The decision to go small was critical, and was driven by the nature of the truck market. First, it meant fleet operators’ credit-payback burden with Ace was reduced compared to the credit burden of a medium or large truck. During a cyclical downturn, sales of mini-trucks would thus be largely unaffected. If medium and heavy truck buyers were discouraged by an economic slowdown, the mini-truck buyers would still be relatively comfortable.This was evident in fiscal year 2009, after the financial meltdown. Even as the M&HCV market in India shrank 33% compared to the previous year, Ace in the light-CV segment fell by just 12%. “The moment liquidity conditions improved, the Ace market returned faster,” Telang points out. The Ace today accounts for nearly 70% of the segment, which it virtually created. In terms of competition, Mahindra & Mahindra’s Maxximo and Gio are the only light commercial vehicles.

When the mini-truck project began, internal resources were scarce. Tata Motors’ priority in 2000-01 was to capture market with the Indica, its indigenously developed hatchback. The Indica was a Rs 1,700-crore project. But with the Rs 500-crore loss straining the company’s balance-sheet, the mini-truck’s budget would be a small fraction of that. As it turned out, Tata Motors spent about Rs 200 crore on the Ace, over five years. Compare this with the Rs 2,000-crore Nano project.
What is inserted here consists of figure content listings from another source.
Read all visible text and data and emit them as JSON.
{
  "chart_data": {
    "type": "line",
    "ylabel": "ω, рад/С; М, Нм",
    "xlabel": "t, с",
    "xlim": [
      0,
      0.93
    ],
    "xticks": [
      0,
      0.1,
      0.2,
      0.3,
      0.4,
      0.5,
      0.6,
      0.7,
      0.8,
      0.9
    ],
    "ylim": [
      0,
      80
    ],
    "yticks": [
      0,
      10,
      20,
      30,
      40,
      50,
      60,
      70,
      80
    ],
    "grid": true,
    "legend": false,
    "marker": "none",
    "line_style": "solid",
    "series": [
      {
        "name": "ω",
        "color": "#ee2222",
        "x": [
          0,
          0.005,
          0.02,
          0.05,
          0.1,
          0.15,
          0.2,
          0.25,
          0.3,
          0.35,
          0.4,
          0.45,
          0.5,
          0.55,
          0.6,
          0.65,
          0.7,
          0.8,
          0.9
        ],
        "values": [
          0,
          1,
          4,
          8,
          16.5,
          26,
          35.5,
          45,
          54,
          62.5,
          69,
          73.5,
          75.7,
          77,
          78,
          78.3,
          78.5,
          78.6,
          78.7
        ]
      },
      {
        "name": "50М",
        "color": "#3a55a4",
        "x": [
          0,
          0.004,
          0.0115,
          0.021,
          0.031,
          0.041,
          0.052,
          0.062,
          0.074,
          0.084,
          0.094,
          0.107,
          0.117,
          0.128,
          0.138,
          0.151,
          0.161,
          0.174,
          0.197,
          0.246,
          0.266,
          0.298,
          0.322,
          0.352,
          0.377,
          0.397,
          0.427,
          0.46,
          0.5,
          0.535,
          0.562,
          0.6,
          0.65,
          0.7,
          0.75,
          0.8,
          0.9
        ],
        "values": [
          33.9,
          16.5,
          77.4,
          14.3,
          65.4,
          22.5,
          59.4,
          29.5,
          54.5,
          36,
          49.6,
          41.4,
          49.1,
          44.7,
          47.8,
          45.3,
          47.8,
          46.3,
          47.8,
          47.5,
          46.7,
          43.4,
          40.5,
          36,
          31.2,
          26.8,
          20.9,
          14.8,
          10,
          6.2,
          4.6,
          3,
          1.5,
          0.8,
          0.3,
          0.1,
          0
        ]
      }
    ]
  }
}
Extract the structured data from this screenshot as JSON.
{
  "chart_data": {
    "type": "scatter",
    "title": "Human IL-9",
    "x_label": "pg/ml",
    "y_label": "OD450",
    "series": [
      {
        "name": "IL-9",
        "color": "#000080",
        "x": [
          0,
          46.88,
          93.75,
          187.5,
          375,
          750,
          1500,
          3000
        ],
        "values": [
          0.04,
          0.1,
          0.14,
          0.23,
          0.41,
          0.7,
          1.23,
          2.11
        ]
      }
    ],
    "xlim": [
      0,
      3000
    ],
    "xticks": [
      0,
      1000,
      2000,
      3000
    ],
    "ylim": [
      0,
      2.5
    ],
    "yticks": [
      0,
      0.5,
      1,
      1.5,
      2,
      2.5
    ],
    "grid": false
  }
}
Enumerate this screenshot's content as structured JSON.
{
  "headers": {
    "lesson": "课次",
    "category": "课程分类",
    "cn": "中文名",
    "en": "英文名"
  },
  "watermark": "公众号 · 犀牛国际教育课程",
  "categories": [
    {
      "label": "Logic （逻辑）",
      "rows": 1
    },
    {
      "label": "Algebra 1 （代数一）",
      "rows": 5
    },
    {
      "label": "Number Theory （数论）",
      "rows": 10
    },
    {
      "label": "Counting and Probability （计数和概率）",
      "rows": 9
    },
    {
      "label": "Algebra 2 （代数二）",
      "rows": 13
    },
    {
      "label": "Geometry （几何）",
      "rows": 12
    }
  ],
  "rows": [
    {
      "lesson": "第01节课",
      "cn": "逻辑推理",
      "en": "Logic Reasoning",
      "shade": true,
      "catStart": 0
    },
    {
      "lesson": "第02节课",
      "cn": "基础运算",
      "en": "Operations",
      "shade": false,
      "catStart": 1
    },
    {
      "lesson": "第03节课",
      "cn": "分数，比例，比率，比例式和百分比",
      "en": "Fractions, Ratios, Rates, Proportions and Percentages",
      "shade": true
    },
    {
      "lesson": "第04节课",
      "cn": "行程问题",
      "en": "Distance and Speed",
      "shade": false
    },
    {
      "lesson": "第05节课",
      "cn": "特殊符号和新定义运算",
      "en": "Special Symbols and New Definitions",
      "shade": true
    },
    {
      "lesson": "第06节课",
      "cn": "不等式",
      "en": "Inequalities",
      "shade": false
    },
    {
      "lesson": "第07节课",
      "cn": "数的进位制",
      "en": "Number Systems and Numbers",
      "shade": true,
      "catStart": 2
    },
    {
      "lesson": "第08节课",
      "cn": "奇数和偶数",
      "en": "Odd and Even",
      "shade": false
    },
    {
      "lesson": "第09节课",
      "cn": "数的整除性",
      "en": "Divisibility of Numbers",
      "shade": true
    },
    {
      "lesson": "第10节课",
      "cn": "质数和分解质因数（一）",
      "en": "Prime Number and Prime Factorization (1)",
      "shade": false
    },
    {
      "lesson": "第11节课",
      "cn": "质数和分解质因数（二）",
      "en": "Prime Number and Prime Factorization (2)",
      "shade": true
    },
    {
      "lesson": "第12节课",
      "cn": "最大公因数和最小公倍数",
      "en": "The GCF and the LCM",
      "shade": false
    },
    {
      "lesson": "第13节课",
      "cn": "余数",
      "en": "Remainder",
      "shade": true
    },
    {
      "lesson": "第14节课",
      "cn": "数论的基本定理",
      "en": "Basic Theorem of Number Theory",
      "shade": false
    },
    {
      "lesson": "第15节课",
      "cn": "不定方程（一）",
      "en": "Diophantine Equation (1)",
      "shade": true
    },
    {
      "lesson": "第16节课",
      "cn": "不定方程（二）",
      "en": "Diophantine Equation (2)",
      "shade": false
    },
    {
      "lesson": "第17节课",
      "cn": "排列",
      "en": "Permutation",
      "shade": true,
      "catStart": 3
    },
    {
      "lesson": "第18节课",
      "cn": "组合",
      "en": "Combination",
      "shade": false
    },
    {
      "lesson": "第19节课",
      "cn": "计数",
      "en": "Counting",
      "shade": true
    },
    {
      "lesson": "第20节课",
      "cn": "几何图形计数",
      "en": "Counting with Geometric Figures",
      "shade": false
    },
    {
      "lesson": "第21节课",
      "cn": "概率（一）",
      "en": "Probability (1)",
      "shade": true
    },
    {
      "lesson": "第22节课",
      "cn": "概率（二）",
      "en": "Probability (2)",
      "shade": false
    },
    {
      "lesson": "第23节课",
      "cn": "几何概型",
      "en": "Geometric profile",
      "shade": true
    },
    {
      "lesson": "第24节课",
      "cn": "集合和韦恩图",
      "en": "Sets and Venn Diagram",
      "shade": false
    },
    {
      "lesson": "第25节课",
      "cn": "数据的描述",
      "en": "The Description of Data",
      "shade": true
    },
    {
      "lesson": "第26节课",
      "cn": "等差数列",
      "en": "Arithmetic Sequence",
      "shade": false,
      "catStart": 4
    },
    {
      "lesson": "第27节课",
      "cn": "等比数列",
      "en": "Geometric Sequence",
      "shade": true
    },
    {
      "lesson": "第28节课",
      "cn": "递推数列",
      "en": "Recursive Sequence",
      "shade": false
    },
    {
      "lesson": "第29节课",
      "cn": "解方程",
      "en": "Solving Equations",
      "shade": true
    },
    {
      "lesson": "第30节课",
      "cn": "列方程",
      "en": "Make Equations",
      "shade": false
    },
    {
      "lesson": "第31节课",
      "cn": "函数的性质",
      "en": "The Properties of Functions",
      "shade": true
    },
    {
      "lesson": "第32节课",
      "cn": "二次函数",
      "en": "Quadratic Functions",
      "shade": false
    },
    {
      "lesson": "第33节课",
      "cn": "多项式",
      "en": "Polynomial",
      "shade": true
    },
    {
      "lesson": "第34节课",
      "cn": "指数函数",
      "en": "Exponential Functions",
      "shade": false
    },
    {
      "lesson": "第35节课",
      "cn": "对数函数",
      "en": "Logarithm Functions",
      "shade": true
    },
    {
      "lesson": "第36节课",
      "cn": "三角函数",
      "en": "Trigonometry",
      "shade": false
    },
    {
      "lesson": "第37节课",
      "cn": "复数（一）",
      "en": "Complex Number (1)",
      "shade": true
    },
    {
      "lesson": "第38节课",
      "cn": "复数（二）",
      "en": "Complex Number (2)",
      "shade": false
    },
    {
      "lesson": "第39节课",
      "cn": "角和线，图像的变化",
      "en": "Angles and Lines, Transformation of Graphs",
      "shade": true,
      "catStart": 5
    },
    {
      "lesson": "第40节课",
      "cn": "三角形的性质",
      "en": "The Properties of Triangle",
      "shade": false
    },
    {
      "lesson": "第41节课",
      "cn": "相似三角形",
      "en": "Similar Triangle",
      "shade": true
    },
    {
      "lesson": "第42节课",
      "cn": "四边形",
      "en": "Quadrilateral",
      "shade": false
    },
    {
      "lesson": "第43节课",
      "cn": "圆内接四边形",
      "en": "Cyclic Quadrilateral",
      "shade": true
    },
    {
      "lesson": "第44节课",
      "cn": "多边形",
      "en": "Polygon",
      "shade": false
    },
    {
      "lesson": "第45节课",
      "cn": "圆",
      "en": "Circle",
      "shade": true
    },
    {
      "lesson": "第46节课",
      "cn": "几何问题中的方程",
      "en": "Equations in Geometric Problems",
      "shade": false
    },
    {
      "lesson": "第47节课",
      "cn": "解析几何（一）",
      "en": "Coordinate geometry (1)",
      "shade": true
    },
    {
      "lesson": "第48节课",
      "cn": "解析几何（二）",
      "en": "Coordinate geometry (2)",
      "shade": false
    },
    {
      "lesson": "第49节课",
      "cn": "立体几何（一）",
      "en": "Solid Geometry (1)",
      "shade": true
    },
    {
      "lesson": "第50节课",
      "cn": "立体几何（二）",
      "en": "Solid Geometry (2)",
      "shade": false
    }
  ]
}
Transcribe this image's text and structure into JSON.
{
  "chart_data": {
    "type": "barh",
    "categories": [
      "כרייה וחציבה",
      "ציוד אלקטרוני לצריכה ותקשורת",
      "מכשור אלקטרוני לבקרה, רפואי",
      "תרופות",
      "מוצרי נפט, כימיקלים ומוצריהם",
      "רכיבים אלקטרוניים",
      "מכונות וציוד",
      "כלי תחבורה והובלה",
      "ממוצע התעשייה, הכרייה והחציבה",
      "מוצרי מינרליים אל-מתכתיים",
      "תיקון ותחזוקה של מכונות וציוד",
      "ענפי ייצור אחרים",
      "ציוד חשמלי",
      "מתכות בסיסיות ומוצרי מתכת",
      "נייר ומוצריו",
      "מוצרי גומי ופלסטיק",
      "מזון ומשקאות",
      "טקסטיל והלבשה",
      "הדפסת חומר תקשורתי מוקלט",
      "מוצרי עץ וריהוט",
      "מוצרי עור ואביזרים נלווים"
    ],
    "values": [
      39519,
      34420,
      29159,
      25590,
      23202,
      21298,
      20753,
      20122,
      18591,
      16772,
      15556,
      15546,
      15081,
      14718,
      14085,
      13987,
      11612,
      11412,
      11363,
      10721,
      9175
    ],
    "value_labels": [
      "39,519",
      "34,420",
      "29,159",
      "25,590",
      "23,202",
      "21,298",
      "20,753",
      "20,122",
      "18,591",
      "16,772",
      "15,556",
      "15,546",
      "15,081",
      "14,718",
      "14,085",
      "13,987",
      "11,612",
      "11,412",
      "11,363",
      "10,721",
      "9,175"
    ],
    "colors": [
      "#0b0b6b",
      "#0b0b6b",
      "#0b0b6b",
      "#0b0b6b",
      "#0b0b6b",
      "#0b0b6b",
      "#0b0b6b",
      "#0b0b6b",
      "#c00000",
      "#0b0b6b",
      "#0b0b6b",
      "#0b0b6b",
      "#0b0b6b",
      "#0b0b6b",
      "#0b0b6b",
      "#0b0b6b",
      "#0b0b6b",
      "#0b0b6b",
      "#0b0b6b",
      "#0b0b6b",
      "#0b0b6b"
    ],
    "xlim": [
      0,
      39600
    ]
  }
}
“We’d set up facilities within existing premises in Pune. We had to watch out for risk. That was a challenge for the team,” Telang recalls. The Tata Ace was launched in May 2005 with an initial production capacity of 30,000 units a year. The company opened over 300 exclusive sales outlets for the Tata Ace. The response was a pleasant surprise. Within a year, Tata Motors had sufficient demand to double output. Shortly thereafter, in August 2007, it set up a dedicated facility in Pantnagar.

By capturing the small-vehicle share in India, Tata Motors has cracked the mass market. In that sense, the Ace has been a prelude to the Nano.

Path To Profit

While a low-cost vehicle keeps revenue ticking, industry analysts have been quick to question profitability. It is a question that the Nano faces after the 2008 showdown in Singur, and even as its 225,000-unit facility gets up and running in Sanand, Gujarat. In the case of Tata Ace, its profitability rose because of its brand extensions.

The Tata Ace portfolio now comprises the Ace, the Ace HT, the Ace Ex and the Super Ace (a 1-tonne vehicle). In June 2007, Tata Motors launched Tata Magic, developed on the Ace platform, as a four-wheeler for public transportation. Magic has been working, especially in semi-urban and rural areas. With sales of nearly 49,000 units in 2009-10, it clocked a growth of 71% over the previous year. In all, Tata Ace and Tata Magic crossed 150,000 units in 2009-10. The profits vary across product lines, even as the company gets to enjoy economies of scale. In the case of the Nano, Tata Motors seeks to do much the same across variants.

Now, Tata Motors is also looking to lead in clean technologies. There are 15 prototypes of the electric Ace being tested in Europe for foreign markets. In India, the CNG variant has caught on in Delhi. “CNG is a better alternative as a fossil fuel, especially when electricity generation in India is largely coal-based. There is no point cutting greenhouse gases in cities when our electricity comes from coal mines,” Telang asserts.
When the mini-truck first hit the domestic market in fiscal 2006, 70% of the segment was in the cities. The rural-urban market break-up for the Ace is now at 50-50. And Tata Motors seeks to make it 70-30 in favour of rural markets on the back of the government’s progressive policies.
More than anything, the shift from a three-wheeled commercial vehicle to a compact four-wheeler sub-1 ton category truck has been a branding success. It had unexpected results. “We found that Ace gave a sense of respectability to the owner of the product,” Telang smiles. “In the south, one customer said, ‘I started getting offers for my wedding once I began driving the Ace’.” Clearly, the wheel of fortune didn’t turn for Tata Motors alone.